Dr. Welsh memberikan lima tips praktis:

  • Bangun Kesadaran: Perhatikan kapan dan dalam situasi apa Anda cenderung menilai orang lain. Kemudian, usahakan untuk menjauhi situasi tersebut, misalnya dengan menghindari unggahan tertentu di media sosial.
  • Cari Tahu: Jika Anda merasa takut dengan komentar orang lain, perbanyak informasi dari sumber yang terpercaya. Pahami juga mengapa komentar orang lain begitu penting bagi Anda sehingga memicu kecemasan.

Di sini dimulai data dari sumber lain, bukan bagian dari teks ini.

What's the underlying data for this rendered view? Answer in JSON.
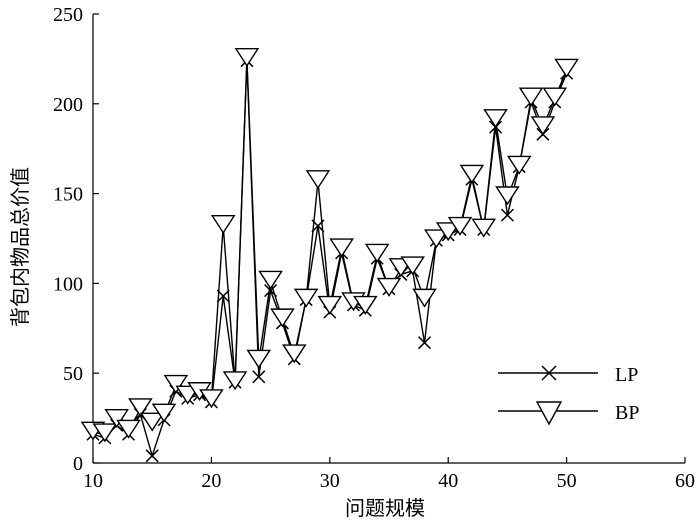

  • Belajar dari Kesalahan: Ingatkan diri sendiri bahwa setiap orang tua berusaha melakukan yang terbaik dengan informasi yang mereka miliki saat itu. Jangan terlalu menyalahkan diri sendiri atas kesalahan yang mungkin terjadi.
  • Tolak Mentalitas "Satu Ukuran untuk Semua": Ingatlah bahwa tidak ada pola asuh yang cocok untuk semua orang. Jangan memaksakan orang lain untuk mengikuti cara Anda.
  • Detoks Media Sosial: Jika media sosial seringkali memicu keinginan untuk berkomentar negatif, pertimbangkan untuk mengurangi penggunaan media sosial atau mengatur feed Anda.

Dengan memahami akar psikologis di balik kecenderungan menghakimi dan menerapkan tips-tips di atas, kita dapat menciptakan lingkungan parenting yang lebih suportif dan bebas dari tekanan penilaian.